Spring is a time of renewal. This is the time of the year when everything is bright and new and, if you’re anything like me, you just want to get outside and feel the warm sun on your face for the first time in months! The British countryside is never better than when everything is waking from its winter slumber and beginning to show its colourful face. This spring, take some time to wander the paths that wend their way through the British countryside and experience the beautiful landscapes and awe inspiring coastlines that the UK is famous for.
British country walks
Hadrian’s Wall Path
In the north west of England you will find the wall that once marked the northern frontier of the Roman Empire. Stretching the from coast to coast, from Cumbria in the west to Tyneside in the East, the Hadrian’s Wall Path allows visitors to become immersed in the ancient history of Britain.
Hadrian’s Wall is Europe’s largest surviving Roman monument, becoming a UNESCO World Heritage Site in 1987, and this 140km walk is fast becoming one of the most popular long distance hikes in England. This relatively new path, which was only opened in 2003, follows the Roman wall closely and takes you along the River Tyne, through the farm fields of Northumberland, into the pastures of Cumbria, and finally opening into the salt marshes of the Solway Estuary. With more than eighty short walks which break off of the main trail you don’t have to worry if you can’t invest seven days into the full path. Just imagine settling down to a hearty meal in a country pub at the end of a long day of walking – life doesn’t get much better!

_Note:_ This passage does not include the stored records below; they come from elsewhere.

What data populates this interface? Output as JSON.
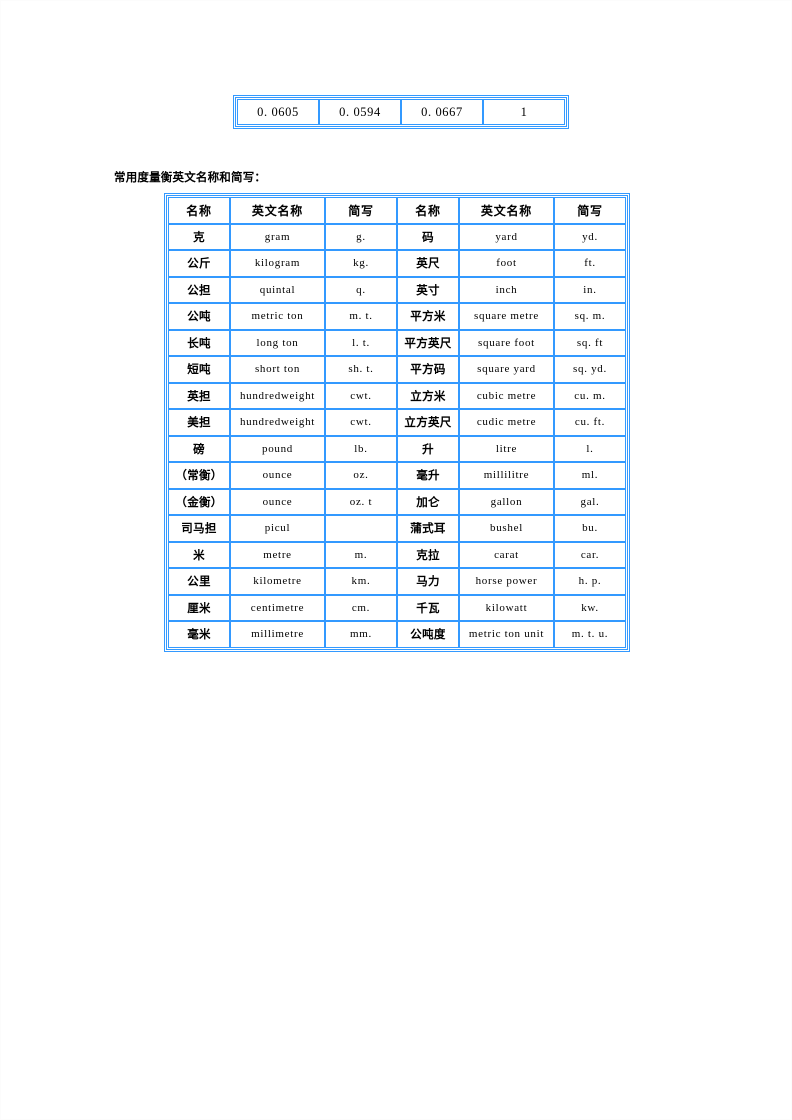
{
  "document": {
    "heading": "常用度量衡英文名称和简写："
  },
  "conversion_strip": {
    "values": [
      "0. 0605",
      "0. 0594",
      "0. 0667",
      "1"
    ]
  },
  "units_table": {
    "headers": [
      "名称",
      "英文名称",
      "简写",
      "名称",
      "英文名称",
      "简写"
    ],
    "rows": [
      {
        "cn_l": "克",
        "en_l": "gram",
        "ab_l": "g.",
        "cn_r": "码",
        "en_r": "yard",
        "ab_r": "yd."
      },
      {
        "cn_l": "公斤",
        "en_l": "kilogram",
        "ab_l": "kg.",
        "cn_r": "英尺",
        "en_r": "foot",
        "ab_r": "ft."
      },
      {
        "cn_l": "公担",
        "en_l": "quintal",
        "ab_l": "q.",
        "cn_r": "英寸",
        "en_r": "inch",
        "ab_r": "in."
      },
      {
        "cn_l": "公吨",
        "en_l": "metric ton",
        "ab_l": "m. t.",
        "cn_r": "平方米",
        "en_r": "square metre",
        "ab_r": "sq. m."
      },
      {
        "cn_l": "长吨",
        "en_l": "long ton",
        "ab_l": "l. t.",
        "cn_r": "平方英尺",
        "en_r": "square foot",
        "ab_r": "sq. ft"
      },
      {
        "cn_l": "短吨",
        "en_l": "short ton",
        "ab_l": "sh. t.",
        "cn_r": "平方码",
        "en_r": "square yard",
        "ab_r": "sq. yd."
      },
      {
        "cn_l": "英担",
        "en_l": "hundredweight",
        "ab_l": "cwt.",
        "cn_r": "立方米",
        "en_r": "cubic metre",
        "ab_r": "cu. m."
      },
      {
        "cn_l": "美担",
        "en_l": "hundredweight",
        "ab_l": "cwt.",
        "cn_r": "立方英尺",
        "en_r": "cudic metre",
        "ab_r": "cu. ft."
      },
      {
        "cn_l": "磅",
        "en_l": "pound",
        "ab_l": "lb.",
        "cn_r": "升",
        "en_r": "litre",
        "ab_r": "l."
      },
      {
        "cn_l": "（常衡）",
        "en_l": "ounce",
        "ab_l": "oz.",
        "cn_r": "毫升",
        "en_r": "millilitre",
        "ab_r": "ml."
      },
      {
        "cn_l": "（金衡）",
        "en_l": "ounce",
        "ab_l": "oz. t",
        "cn_r": "加仑",
        "en_r": "gallon",
        "ab_r": "gal."
      },
      {
        "cn_l": "司马担",
        "en_l": "picul",
        "ab_l": "",
        "cn_r": "蒲式耳",
        "en_r": "bushel",
        "ab_r": "bu."
      },
      {
        "cn_l": "米",
        "en_l": "metre",
        "ab_l": "m.",
        "cn_r": "克拉",
        "en_r": "carat",
        "ab_r": "car."
      },
      {
        "cn_l": "公里",
        "en_l": "kilometre",
        "ab_l": "km.",
        "cn_r": "马力",
        "en_r": "horse power",
        "ab_r": "h. p."
      },
      {
        "cn_l": "厘米",
        "en_l": "centimetre",
        "ab_l": "cm.",
        "cn_r": "千瓦",
        "en_r": "kilowatt",
        "ab_r": "kw."
      },
      {
        "cn_l": "毫米",
        "en_l": "millimetre",
        "ab_l": "mm.",
        "cn_r": "公吨度",
        "en_r": "metric ton unit",
        "ab_r": "m. t. u."
      }
    ]
  },
  "colors": {
    "border": "#3399ff",
    "text": "#000000",
    "background": "#ffffff"
  }
}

Pembrokeshire Coastal Path
As one of three National Trails which are located in Wales, you can be rest assured that the Pembrokeshire Coastal Path will not disappoint – either in terms of views or the amenities available along the way. The 186 mile trail works its way along the Pembrokeshire Coast, which is the only coastline in Britain to be designated as a National Park.
The variety of landscapes that you will travel through while walking the Pembrokeshire Coastal Path is astonishing, ranging from steep limestone cliffs and red sandstone bays, to flooded glacial valleys. Take a break along your walk to do some wildlife spotting, with nesting seabirds, dolphins, seals, and porpoises regularly spotted along the way. From picturesque harbours and unspoilt villages, to medieval castle ruins and magnificent cathedrals, there is a never ending supply of beauty and history to be explored along the trail. You can even visit St. David, which claims the title of the smallest city in Britain as well as being the place from which St. Patrick set sail for Ireland in the 5th century.
The Cotswold Way
Follow along the Cotswold escarpment to experience the most tranquil and quintessentially English of walks, which travels form Chipping Campden in the north to the iconic World Heritage city of Bath in the south. The Cotswold Way spans over 100 miles and takes visitors through some of the most breathtaking countryside and charming villages that England has to offer.
The Cotswold Way is one of England’s premier long distance walking routes and is a great option for first timers as it wends its way through gentle hills and valleys and the local villages offer a great place to take a well deserved break along the way. One of the best stops along the route is Sudeley Castle near Winchcombe, which has been the site of royal gossip and intrigue for more than a thousand years.
Sudeley Castle was once the home to Queen Katherine Parr, the last of Henry VIII six wives, and it is here that she has been interred. 2012 marks Katherine’s quincentenary (that would be 500th birthday) and will be celebrated with historical events throughout the season at the castle. The Cotswold Way is a very special national trail and the Cotswold National Trail Office runs a Hall of Fame for those who finish the whole trek – filling out a simple card along the way will bag you a pin or badge for you to proudly display. That will be one well earned pin!
If you don’t fancy setting off on one of these walks on your own there are numerous guiding companies who can help you along the way, whether you want to take a fully guided trip or just have someone transport your bags between stops. Just pack up a few snacks, tighten up those boot laces and you’re off!
Britain is filled with breathtaking walks, from short rambles with the family to long distance treks across the beautiful countryside. Walking is really a unique way to experience a country and it’s something we really don’t do enough of. Consider taking a slower type of holiday and immerse yourself completely in the landscape and history of this lovely island.
Love these pictures! Makes me want to plan a trip!
Am so glad that you liked Hadrian’s Wall. Up here it can be wet and rather cold over winter. But come the spring and summer we have beautiful views. The walk is very popular with charity raising events
Can we add a hike through the Lake District? Any part of the region. Its scenery is stunning, and a must see if visiting England. Every village has a historic, tiny pub if you need to sit a spell after hiking. Or, if your feet get sore, take off the boots and dangle your toes in the cold water for a bit. Its extremely green and lush, often filled with ducks and swans.
Wow awesome article! England is so wonderful for long distance walking… the countryside is so pretty and there are so many interesting things to see along the way. Also, you are never far from a town or a village so you don’t have to pack a tent on multi-day treks.
I especially love the look of the Cotswold Way… it has just been added to my Bucket List!